Let $p$ be a prime, then $\mathbb{F}_p$ is a finite field. $\mathbb{A}^2(\mathbb{F}_p)$ is an affine plane. Number of points in $\mathbb{A}^2(\mathbb{F}_p)$ is $p^2$.
I look at a line equation $ax+by=c$ and realise that number of distinct lines equals to number of triples $(a,b,c)$, where $\gcd(a,b,c)=1,\ a,b,c \in [0,p-1]$.
The question is: how to count the triples?
On
I think what you want to do is to count the number of distinct lines. Your condition with the GCD only works when you are in $\mathbb Z$ or something like that. In $\mathbb F_p$ it's a little different. In the following I consider two lines to be the same if they have the same set of solutions, just to make sure I am clear.
There are $p$ lines of the form $ax = c$ and $a \neq 0$, because the set of solutions for those is just $(a^{-1} c, y)$ with $y$ ranging from $0$ to $p-1$ ; hence $a^{-1}c = A$ for some $A$ and the lines are just $(A,y)$ with $y \in \mathbb F_p$. There is also $p$ lines of the form $by = c$ with $b \neq 0$ for the same reasons. If $a=b=c=0$ then the line is the set of all couples $(x,y)$. If $a=b=0 \neq c$ then you get the empty line. Hence by considering $a=0$ or $b=0$ I got $2p+2$ lines. You distinguish what you consider a line or not in the latter. (You might not want to consider the empty line as a line.)

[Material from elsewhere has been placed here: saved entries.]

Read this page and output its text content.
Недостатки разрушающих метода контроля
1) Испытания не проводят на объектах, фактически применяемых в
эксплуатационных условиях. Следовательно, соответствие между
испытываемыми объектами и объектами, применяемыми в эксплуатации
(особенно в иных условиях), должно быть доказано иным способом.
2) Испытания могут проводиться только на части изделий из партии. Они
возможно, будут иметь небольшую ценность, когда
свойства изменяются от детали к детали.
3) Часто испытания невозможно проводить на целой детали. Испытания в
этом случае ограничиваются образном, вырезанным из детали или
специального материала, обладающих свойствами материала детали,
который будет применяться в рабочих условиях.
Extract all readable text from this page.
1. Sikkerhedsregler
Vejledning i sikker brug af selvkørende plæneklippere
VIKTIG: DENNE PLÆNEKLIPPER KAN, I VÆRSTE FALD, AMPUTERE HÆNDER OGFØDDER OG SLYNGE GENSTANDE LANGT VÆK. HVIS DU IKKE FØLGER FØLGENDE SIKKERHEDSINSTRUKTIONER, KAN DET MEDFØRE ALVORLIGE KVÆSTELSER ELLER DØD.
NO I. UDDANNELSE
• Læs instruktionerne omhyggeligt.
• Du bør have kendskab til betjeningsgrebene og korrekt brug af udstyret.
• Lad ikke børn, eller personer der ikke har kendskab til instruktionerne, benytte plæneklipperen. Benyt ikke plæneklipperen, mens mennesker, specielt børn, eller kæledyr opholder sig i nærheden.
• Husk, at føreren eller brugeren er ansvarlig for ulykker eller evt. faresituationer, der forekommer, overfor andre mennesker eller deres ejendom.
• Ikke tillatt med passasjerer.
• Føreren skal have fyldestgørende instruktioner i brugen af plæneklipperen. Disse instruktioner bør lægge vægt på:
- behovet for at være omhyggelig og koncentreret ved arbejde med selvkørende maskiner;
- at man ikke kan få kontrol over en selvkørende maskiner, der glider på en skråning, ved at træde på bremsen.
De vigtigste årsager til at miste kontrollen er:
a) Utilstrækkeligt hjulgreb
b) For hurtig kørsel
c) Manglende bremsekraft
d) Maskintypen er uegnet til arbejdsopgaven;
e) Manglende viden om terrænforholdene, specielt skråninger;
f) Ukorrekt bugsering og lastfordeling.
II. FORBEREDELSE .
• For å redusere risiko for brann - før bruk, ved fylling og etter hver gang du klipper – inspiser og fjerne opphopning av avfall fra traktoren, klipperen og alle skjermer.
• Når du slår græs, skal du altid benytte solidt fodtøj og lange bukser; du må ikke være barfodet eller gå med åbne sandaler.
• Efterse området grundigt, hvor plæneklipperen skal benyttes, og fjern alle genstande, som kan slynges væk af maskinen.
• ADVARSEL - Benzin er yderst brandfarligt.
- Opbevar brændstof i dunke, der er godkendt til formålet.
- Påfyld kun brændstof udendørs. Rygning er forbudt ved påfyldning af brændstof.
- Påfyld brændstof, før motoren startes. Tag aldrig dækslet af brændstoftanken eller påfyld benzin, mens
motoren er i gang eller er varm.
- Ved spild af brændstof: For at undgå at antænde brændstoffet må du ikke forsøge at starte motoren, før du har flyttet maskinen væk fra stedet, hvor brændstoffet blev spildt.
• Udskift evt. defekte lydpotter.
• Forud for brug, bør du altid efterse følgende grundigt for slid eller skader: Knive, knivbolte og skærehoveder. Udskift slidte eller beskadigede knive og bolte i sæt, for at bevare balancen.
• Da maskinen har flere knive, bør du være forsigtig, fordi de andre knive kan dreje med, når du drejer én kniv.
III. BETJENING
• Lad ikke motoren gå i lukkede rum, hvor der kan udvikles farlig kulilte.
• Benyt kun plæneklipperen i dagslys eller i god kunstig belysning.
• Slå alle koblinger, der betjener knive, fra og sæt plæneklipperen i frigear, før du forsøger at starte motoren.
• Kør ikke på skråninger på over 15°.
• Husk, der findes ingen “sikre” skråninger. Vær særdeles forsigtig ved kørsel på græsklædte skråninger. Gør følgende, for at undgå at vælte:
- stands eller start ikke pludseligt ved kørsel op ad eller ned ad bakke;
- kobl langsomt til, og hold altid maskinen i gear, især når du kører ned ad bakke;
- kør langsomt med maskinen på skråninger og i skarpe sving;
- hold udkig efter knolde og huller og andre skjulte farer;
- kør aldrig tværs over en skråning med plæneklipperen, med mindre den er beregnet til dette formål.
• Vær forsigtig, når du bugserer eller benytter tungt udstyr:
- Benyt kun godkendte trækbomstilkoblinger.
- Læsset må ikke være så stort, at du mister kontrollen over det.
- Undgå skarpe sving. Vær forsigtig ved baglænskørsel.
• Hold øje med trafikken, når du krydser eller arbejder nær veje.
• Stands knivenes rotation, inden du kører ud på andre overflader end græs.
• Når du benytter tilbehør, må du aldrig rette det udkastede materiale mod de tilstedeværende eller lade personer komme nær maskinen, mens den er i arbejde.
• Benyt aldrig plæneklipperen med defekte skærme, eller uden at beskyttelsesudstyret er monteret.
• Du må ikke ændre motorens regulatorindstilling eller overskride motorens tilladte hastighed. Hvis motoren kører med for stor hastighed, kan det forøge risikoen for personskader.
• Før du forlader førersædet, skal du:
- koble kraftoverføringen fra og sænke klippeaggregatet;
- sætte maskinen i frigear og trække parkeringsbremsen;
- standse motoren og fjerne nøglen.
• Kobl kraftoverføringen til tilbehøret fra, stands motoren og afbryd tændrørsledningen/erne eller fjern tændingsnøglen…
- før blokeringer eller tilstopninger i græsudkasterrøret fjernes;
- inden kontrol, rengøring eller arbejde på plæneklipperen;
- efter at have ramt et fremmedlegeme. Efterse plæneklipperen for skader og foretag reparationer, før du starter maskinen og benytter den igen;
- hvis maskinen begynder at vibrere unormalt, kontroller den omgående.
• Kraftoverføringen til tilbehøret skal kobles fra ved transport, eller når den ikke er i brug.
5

Assume from now on that $a \neq 0 \neq b$. A line of the form $ax + by = 0$ is always of the form $y = Ax$ with $A = b^{-1}a$. There are $p-1$ such lines, since $A$ can range from $1$ to $p-1$ and clearly all those lines are distinct.
It remains to consider the case where $c \neq 0$. In fact, if $ax + by = c$, then $y = Ax + C$, and by translating we have $y = A(x-A^{-1} C) + C = Ax - C + C = Ax$. Hence adding the constant $c$ gives us $p-1$ new lines for each value of $A$, and they are just translates of the old lines of the form $y=Ax$.
In the end, there are $(2p+2) + p(p-1) = p^2 + p + 2$ lines if you consider the empty set as a line, and $p^2 +p+1$ if you don't.
Hope that helps,
On
If you know about projective space, I think the easiest way is to count lines in the projective plane, and then subtract $1$ (for the line "at infinity", which you don't want to count).
By line-point duality, there are as many points as there are lines in $\mathbb{P}^2(\mathbb{F}_p)$ - and there are $p^2+p+1$ points in $\mathbb{P}^2(\mathbb{F}_p)$, because it is the disjoint union of the affine spaces of lesser or equal dimension. Thus there are $p^2+p$ lines in $\mathbb{A}^2(\mathbb{F}_p)$.
(The line-point duality comes from the fact that a line in $\mathbb{P}^2$ is given by a homogeneous equation $aX+bY+cZ=0$. It corresponds to the point $[a,b,c]$ in homogeneous coordinates.)
There are exactly $p$ lines that are parallel to the $y$-axis. Each of those is uniquely determined by the point of intersection with the $x$-axis.
All the other lines $y=mx+b$ are uniquley determined by their slope $m$ and intercept $b$. There are $p$ choices for both $m$ and $b$, so altogether we have $p^2$ lines that are not parallel to the $y$-axis.
Thus the answer is $p^2+p$.